- Abbreviation: NUP
- Founder: Jeffrey Miller
- Founded: 24 August 1980
- Dissolved: 2005
- Merger of: LSR New Unionist group
- Ideology: De Leonism
- Political position: Left-wing

= New Union Party =

United States political party

The New Union Party was a De Leonist political party based primarily in the U.S. state of Minnesota from 1980 to 2005. Its ideology was primarily based on the ideas of Daniel De Leon. According to De Leonist theory, militant industrial unions are the vehicle of class struggle. Industrial unions serving the interests of the proletariat (working class) will bring about the change needed to establish a socialist system. A strict adherent to pacifism, the NUP denounced political violence as a method of achieving revolution.

==Ideology==

The NUP was, like all similar organizations, based on the ideas on Karl Marx, Frederich Engels, and Daniel De Leon. Rather than insurrection, it was committed to legal, non-violent means of overthrowing capitalism. It opposed state control of the economy and instead sought direct worker control over the means of production.

==History==
===Origins===
Many of its members were formerly affiliated with that state's section of Socialist Labor Party of America. The New Unionists was formed after eight members of the Minneapolis SLP resigned in protest, accusing the national SLP leadership of bureaucratic and authoritarian practices. At a Unity Conference in Ypsilanti, Michigan from 22 August through 24 August 1980, the similarly-minded League for Socialist Reconstruction fused with the New Unionist group to create the New Union Party.

===Newspaper===
Jeffrey Miller of Minneapolis was the editor of the party's newspaper, New Unionist, which was published from 1978 to 2005. Among the paper's columnists was longtime member Tom Dooley, who died in 2017. Miller died in 2019.

===Activism===
The New Union Party, like other De Leonist groups, ran candidates for political office and organized workers outside of electoral campaigns.
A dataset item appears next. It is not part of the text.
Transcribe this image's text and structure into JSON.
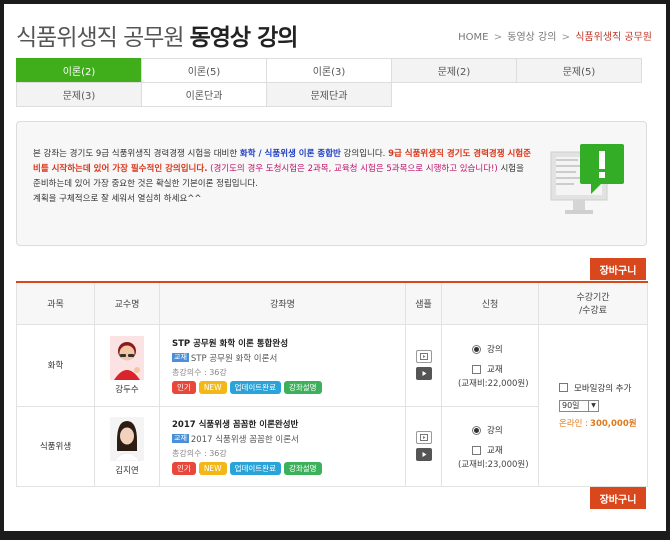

In the 1980s, Jeffrey Miller was the party's nominee for three elections:

- 1980: Minnesota's 5th congressional district (1.4%), third place of five candidates.
- 1982 United States Senate election in Minnesota, 3,300 votes (5th place of 5 candidates).
- 1984 United States Senate election in Minnesota, 4,653 votes (4th place of 5 candidates).

In 1999, delegates from the NUP attended an International Solidarity Conference in San Francisco organized by the local branch of the Industrial Workers of the World and Workers' Solidarity Alliance. It presented on the contributions of Daniel De Leon to socialist theory.

==Archives==
The party's website is archived by the Library of Congress. Party ephemera and its publications are held at Washington State University Libraries Manuscripts, Archives, and Special Collections.